Délégation aux droits des femmes et à l'égalité des chances entre les hommes et les femmes — Réunion du 26 novembre 2019 : 1ère réunion
Table ronde sur les violences conjugales avec des représentants des cultes et des courants philosophiques

Haïm Korsia, grand rabbin de France :

Je voudrais d'abord vous remercier très sincèrement de nous offrir la possibilité de nous exprimer, et d'exprimer notre préoccupation collective, chacune, chacun avec ses convictions, dans leurs différences, sur une problématique aussi douloureuse que celle de la violence dans les familles, et plus particulièrement les violences envers les femmes. Je reprends ce qui a été remarquablement dit auparavant sur le travail à accomplir, y compris à l'intérieur de nos cultes, de nos obédiences.

Il y a parfois, trop souvent, dans nos milieux, une sorte de compréhension, d'excuse.

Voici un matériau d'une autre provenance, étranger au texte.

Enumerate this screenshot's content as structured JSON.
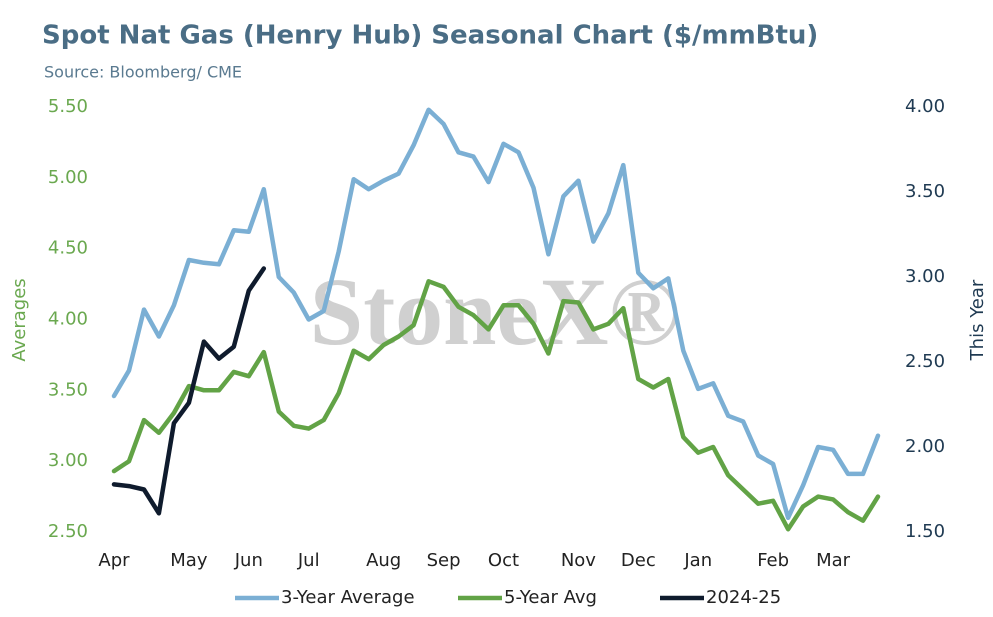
{
  "chart_data": {
    "type": "line",
    "title": "Spot Nat Gas (Henry Hub) Seasonal Chart ($/mmBtu)",
    "subtitle": "Source: Bloomberg/ CME",
    "watermark": "StoneX®",
    "y_label": "Averages",
    "y2_label": "This Year",
    "categories": [
      "Apr",
      null,
      null,
      null,
      null,
      "May",
      null,
      null,
      null,
      "Jun",
      null,
      null,
      null,
      "Jul",
      null,
      null,
      null,
      null,
      "Aug",
      null,
      null,
      null,
      "Sep",
      null,
      null,
      null,
      "Oct",
      null,
      null,
      null,
      null,
      "Nov",
      null,
      null,
      null,
      "Dec",
      null,
      null,
      null,
      "Jan",
      null,
      null,
      null,
      null,
      "Feb",
      null,
      null,
      null,
      "Mar",
      null,
      null,
      null
    ],
    "ylim": [
      2.5,
      5.5
    ],
    "yticks": [
      {
        "value": 2.5,
        "label": "2.50"
      },
      {
        "value": 3,
        "label": "3.00"
      },
      {
        "value": 3.5,
        "label": "3.50"
      },
      {
        "value": 4,
        "label": "4.00"
      },
      {
        "value": 4.5,
        "label": "4.50"
      },
      {
        "value": 5,
        "label": "5.00"
      },
      {
        "value": 5.5,
        "label": "5.50"
      }
    ],
    "y2lim": [
      1.5,
      4.0
    ],
    "y2ticks": [
      {
        "value": 1.5,
        "label": "1.50"
      },
      {
        "value": 2,
        "label": "2.00"
      },
      {
        "value": 2.5,
        "label": "2.50"
      },
      {
        "value": 3,
        "label": "3.00"
      },
      {
        "value": 3.5,
        "label": "3.50"
      },
      {
        "value": 4,
        "label": "4.00"
      }
    ],
    "ycolor": "#6aa84f",
    "y2color": "#1f3a52",
    "legend": "bottom",
    "series": [
      {
        "name": "3-Year Average",
        "color": "#7bafd4",
        "values": [
          3.46,
          3.64,
          4.07,
          3.88,
          4.1,
          4.42,
          4.4,
          4.39,
          4.63,
          4.62,
          4.92,
          4.3,
          4.19,
          4.0,
          4.06,
          4.48,
          4.99,
          4.92,
          4.98,
          5.03,
          5.23,
          5.48,
          5.38,
          5.18,
          5.15,
          4.97,
          5.24,
          5.18,
          4.93,
          4.46,
          4.87,
          4.98,
          4.55,
          4.75,
          5.09,
          4.33,
          4.22,
          4.29,
          3.78,
          3.51,
          3.55,
          3.32,
          3.28,
          3.04,
          2.98,
          2.6,
          2.83,
          3.1,
          3.08,
          2.91,
          2.91,
          3.18
        ]
      },
      {
        "name": "5-Year Avg",
        "color": "#62a346",
        "values": [
          2.93,
          3.0,
          3.29,
          3.2,
          3.34,
          3.53,
          3.5,
          3.5,
          3.63,
          3.6,
          3.77,
          3.35,
          3.25,
          3.23,
          3.29,
          3.48,
          3.78,
          3.72,
          3.82,
          3.88,
          3.96,
          4.27,
          4.23,
          4.09,
          4.03,
          3.93,
          4.1,
          4.1,
          3.97,
          3.76,
          4.13,
          4.12,
          3.93,
          3.97,
          4.08,
          3.58,
          3.52,
          3.58,
          3.17,
          3.06,
          3.1,
          2.9,
          2.8,
          2.7,
          2.72,
          2.52,
          2.68,
          2.75,
          2.73,
          2.64,
          2.58,
          2.75
        ]
      },
      {
        "name": "2024-25",
        "color": "#0f1b2d",
        "axis": "y2",
        "values": [
          1.78,
          1.77,
          1.75,
          1.61,
          2.14,
          2.26,
          2.62,
          2.52,
          2.59,
          2.92,
          3.05,
          null,
          null,
          null,
          null,
          null,
          null,
          null,
          null,
          null,
          null,
          null,
          null,
          null,
          null,
          null,
          null,
          null,
          null,
          null,
          null,
          null,
          null,
          null,
          null,
          null,
          null,
          null,
          null,
          null,
          null,
          null,
          null,
          null,
          null,
          null,
          null,
          null,
          null,
          null,
          null,
          null
        ]
      }
    ]
  }
}
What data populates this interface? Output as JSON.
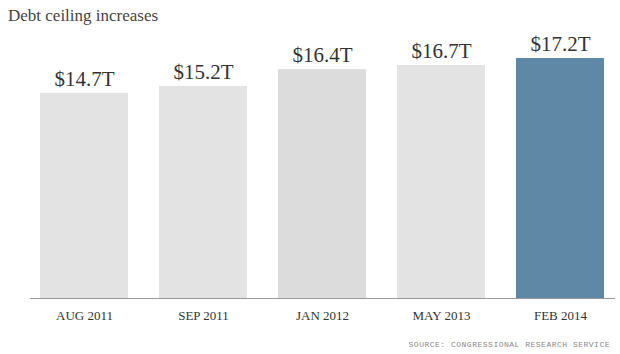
{
  "chart_data": {
    "type": "bar",
    "title": "Debt ceiling increases",
    "source": "SOURCE: CONGRESSIONAL RESEARCH SERVICE",
    "categories": [
      "AUG 2011",
      "SEP 2011",
      "JAN 2012",
      "MAY 2013",
      "FEB 2014"
    ],
    "values": [
      14.7,
      15.2,
      16.4,
      16.7,
      17.2
    ],
    "value_labels": [
      "$14.7T",
      "$15.2T",
      "$16.4T",
      "$16.7T",
      "$17.2T"
    ],
    "colors": [
      "#e3e3e3",
      "#e3e3e3",
      "#dcdcdc",
      "#e3e3e3",
      "#5f87a6"
    ],
    "ylim": [
      0,
      17.2
    ],
    "yticks": [],
    "grid": false,
    "data_labels": true,
    "tick_labels": "x"
  }
}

Vous le disiez très justement, l'expression de crime passionnel, insupportable parce qu'elle est fausse, vise à excuser cette violence.

La seule référence à un crime passionnel revient à chercher une explication à cette violence : c'est donc déjà l'excuser. Et c'est terrifiant, parce que ce qui mène à la mort ne peut être de l'amour.

Je crois que la société doit apprendre à reformuler des locutions qui nous viennent à l'esprit automatiquement. Le simple fait de parler de crime passionnel avec circonstances atténuantes peut signifier : « c'est terrible, mais ça peut se comprendre ». Une sorte de réprobation collective devrait bannir cette forme de compréhension des violences conjugales.

Si je vous parle de ça, c'est que j'ai lancé à l'intérieur du judaïsme un mouvement contre une autre forme de violence faite aux femmes, qui se manifeste par la difficulté pour certaines femmes d'obtenir l'acte de divorce religieux qu'on appelle le Guett. L'objectif n'est pas de transformer les règles s'appliquant à la délivrance du Guett, mais d'abaisser collectivement le seuil de tolérance à l'égard de ceux qui font obstacle à cette procédure.

Quand on entend parler d'un homme qui refuse de donner le Guett à son ex-épouse, on se dit que c'est inadmissible. Mais quand il s'agit d'un frère ou d'un cousin, on lui trouve toujours des excuses : « Oui, mais vous ne savez pas ce qu'elle lui a fait », ou alors « Oui, mais elle ne veut pas lui confier l'enfant », etc.

Je me bats donc avec une détermination sans limite contre ces refus. J'ai réussi à faire en sorte que des maris récalcitrants puissent être convaincus de délivrer ce document. Je pense à un cas en particulier : l'homme en question a été privé de son passeport pendant vingt-quatre jours en Israël, ce qui lui a permis de mieux comprendre les choses et de donner enfin ce document à son ex-épouse.

Finalement, ce qui importe, c'est l'engagement collectif. Et si personne ne trouve d'excuse à quelqu'un de violent, alors on pourra vraiment engager un combat de chaque instant contre ce fléau.

Je reviens sur ce que disait la présidente en introduction sur l'autorité parentale. Je suis absolument d'accord : quelqu'un qui frappe son conjoint est inapte à être parent. On entend parfois cette phrase terrible : « Oui, c'est un violent, il est terrible, mais vous savez, c'est un bon père ! ». Non, un conjoint violent n'est pas un bon père : sans même s'en rendre compte, il va transmettre à ses enfants le rejet, le dénigrement de leur mère.